MIAMI BEACH, Fla.--(BUSINESS WIRE)--Bull Horn Holdings Corp. (NASDAQ: BHSEU) (the “Company”) announced today that, commencing December 17, 2020, holders of the 7,500,000 units sold in the Company’s initial public offering may elect to separately trade the Company’s ordinary shares and warrants included in the units. Ordinary shares and warrants that are separated will trade on The Nasdaq Capital Market under the symbols “BHSE” and “BHSEW”, respectively. Those units not separated will continue to trade on The Nasdaq Capital Markets under the symbol “BHSEU.” Holders of units will need to have their brokers contact Continental Stock Transfer & Trust Company, the Company's transfer agent, in order to separate the units into ordinary shares and warrants.
A registration statement relating to these securities has been filed with the Securities and Exchange Commission and declared effective on October 29, 2020. This press release shall not constitute an offer to sell or the solicitation of an offer to buy, nor shall there be any sale of these securities in any state or jurisdiction in which such an offer, solicitation or sale would be unlawful prior to registration or qualification under the securities laws of any such state or jurisdiction.
The Company is a blank check company formed for the purpose of effecting a merger, capital stock exchange, asset acquisition, stock purchase, reorganization or similar business combination with one or more businesses. While the Company may pursue an initial business combination target in any business or industry, the Company intends to focus on leading sports, entertainment and brand companies that have potential for brand and commercial growth. The Company is led by Chief Executive Officer, Robert Striar, and Chief Financial Officer, Christopher Calise. In addition to Messrs. Striar and Calise, the Board of Directors includes Stephen Master, Michael Gandler, Jeff Wattenberg, Doug Schaer and Baron Davis.
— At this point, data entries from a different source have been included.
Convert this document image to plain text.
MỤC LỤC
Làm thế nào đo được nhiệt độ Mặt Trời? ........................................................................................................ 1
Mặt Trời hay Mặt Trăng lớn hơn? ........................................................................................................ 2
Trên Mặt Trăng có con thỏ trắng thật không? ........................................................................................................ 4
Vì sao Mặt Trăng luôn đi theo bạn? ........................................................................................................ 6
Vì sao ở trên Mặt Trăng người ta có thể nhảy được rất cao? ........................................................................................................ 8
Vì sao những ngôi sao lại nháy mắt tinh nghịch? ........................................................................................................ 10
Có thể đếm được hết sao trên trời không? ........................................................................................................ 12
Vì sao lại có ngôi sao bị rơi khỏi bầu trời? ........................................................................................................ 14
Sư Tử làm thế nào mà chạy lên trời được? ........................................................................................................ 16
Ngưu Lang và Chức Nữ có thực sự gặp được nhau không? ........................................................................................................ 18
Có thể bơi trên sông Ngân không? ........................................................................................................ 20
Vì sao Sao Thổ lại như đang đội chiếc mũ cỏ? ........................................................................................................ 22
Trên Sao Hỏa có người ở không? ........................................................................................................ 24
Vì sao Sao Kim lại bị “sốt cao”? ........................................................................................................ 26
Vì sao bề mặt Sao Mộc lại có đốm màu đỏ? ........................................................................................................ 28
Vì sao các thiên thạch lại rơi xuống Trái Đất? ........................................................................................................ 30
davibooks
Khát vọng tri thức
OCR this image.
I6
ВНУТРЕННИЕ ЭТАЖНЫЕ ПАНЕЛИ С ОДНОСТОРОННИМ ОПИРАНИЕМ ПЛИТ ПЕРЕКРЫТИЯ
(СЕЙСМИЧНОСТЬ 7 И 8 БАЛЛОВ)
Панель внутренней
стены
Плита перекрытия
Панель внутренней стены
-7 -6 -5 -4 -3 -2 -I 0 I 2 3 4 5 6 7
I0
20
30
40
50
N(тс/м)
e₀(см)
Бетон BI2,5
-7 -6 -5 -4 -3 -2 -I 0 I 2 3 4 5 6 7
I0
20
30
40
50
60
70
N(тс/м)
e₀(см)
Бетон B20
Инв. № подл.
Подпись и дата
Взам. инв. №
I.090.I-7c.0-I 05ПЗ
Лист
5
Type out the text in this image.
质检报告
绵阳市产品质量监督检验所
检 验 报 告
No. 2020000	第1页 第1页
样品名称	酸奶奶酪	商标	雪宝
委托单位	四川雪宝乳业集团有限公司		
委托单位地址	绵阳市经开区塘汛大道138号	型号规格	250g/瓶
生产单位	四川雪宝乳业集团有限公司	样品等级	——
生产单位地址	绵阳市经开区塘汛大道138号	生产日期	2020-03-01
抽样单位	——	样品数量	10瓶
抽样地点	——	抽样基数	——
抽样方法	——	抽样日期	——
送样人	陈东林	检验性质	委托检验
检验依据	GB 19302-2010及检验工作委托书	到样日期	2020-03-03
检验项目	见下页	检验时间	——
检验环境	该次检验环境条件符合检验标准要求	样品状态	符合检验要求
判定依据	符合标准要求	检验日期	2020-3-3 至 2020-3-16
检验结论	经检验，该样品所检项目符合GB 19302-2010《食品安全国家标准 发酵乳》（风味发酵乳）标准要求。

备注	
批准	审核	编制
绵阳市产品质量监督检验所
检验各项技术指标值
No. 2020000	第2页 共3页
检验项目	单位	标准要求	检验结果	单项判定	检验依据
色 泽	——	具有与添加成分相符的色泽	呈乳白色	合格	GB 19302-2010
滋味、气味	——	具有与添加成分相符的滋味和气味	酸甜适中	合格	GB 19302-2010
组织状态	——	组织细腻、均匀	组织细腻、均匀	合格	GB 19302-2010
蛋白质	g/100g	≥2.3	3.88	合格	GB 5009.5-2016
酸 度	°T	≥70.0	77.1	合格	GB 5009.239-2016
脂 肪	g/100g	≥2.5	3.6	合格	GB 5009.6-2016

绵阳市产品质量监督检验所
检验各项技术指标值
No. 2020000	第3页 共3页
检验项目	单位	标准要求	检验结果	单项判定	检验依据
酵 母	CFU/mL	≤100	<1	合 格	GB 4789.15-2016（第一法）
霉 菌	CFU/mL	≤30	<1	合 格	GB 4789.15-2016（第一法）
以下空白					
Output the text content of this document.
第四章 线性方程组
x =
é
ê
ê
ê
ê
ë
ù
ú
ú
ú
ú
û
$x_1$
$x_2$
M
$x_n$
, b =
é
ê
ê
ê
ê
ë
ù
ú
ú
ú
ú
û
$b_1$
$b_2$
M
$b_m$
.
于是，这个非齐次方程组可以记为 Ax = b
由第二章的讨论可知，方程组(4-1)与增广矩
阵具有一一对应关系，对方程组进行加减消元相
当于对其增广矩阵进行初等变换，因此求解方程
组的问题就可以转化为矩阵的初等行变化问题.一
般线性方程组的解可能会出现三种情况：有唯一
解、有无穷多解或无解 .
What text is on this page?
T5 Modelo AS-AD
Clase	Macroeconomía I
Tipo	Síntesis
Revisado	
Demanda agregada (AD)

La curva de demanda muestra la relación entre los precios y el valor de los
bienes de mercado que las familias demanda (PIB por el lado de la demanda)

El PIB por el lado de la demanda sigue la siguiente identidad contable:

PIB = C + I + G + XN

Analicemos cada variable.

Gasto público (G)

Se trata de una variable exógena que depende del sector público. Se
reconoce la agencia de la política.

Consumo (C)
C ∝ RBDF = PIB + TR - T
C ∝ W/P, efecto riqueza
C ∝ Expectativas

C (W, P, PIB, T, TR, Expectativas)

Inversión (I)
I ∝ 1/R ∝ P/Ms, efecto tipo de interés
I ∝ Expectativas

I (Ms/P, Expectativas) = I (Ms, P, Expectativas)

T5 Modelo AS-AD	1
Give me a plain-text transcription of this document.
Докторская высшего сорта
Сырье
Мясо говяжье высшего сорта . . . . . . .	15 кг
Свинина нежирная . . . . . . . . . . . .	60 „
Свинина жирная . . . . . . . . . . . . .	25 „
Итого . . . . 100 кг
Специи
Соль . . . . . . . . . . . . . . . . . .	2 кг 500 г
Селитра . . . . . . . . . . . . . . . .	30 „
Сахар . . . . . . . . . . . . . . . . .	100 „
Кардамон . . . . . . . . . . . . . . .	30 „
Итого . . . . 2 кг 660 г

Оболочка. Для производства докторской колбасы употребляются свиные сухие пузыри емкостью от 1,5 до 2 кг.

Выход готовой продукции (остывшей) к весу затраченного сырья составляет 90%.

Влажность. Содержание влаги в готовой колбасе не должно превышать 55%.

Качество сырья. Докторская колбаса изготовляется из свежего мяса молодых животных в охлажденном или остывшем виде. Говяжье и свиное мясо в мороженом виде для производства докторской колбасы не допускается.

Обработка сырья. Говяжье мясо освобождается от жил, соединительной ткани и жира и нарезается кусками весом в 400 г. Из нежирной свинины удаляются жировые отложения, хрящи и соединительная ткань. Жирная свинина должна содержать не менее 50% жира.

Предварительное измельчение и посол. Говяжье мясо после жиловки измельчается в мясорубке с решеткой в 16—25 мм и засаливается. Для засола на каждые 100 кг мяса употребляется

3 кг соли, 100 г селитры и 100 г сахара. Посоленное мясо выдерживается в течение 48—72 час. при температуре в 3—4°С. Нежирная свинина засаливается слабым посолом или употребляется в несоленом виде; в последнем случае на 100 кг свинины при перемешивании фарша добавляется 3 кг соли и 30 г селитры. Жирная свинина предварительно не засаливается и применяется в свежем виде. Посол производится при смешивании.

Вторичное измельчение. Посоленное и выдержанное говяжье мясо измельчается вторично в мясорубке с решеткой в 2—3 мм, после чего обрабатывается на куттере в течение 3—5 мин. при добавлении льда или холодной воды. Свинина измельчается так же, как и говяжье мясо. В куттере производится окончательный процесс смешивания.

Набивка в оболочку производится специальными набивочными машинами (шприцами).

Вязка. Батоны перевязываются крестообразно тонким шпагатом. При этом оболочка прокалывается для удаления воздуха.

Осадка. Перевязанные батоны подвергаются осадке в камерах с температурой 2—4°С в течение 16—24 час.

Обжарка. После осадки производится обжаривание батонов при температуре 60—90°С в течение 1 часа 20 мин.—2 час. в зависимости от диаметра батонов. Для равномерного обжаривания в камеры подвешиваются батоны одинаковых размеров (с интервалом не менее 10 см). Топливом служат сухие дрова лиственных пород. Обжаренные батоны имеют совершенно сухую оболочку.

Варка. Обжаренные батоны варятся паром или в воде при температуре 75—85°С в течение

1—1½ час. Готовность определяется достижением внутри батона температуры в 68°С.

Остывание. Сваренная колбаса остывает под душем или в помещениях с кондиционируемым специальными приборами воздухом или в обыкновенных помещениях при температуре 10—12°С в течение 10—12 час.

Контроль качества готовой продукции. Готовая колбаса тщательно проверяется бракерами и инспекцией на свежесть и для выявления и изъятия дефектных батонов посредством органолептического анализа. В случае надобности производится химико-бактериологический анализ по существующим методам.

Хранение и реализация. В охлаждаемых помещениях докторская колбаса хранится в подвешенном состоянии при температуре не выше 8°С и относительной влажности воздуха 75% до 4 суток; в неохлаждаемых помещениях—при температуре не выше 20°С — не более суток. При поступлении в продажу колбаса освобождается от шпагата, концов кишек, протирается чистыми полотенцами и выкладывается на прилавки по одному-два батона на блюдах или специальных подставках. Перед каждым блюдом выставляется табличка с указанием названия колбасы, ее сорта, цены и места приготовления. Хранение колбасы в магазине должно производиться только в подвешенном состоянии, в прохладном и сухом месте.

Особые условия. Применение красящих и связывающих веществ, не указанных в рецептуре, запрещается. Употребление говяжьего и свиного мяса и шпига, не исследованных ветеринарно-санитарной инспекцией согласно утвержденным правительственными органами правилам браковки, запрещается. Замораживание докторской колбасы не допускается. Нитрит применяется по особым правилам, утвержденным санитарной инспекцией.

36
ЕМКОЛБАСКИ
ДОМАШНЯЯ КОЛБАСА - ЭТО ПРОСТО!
This press release contains statements that constitute “forward-looking statements.” Forward-looking statements are subject to numerous conditions, many of which are beyond the control of the Company, including those set forth in the Risk Factors section of the Company’s registration statement and final prospectus for the offering filed with the Securities and Exchange Commission (“SEC”). Copies are available on the SEC’s website, www.sec.gov. The Company undertakes no obligation to update these statements for revisions or changes after the date of this release, except as required by law.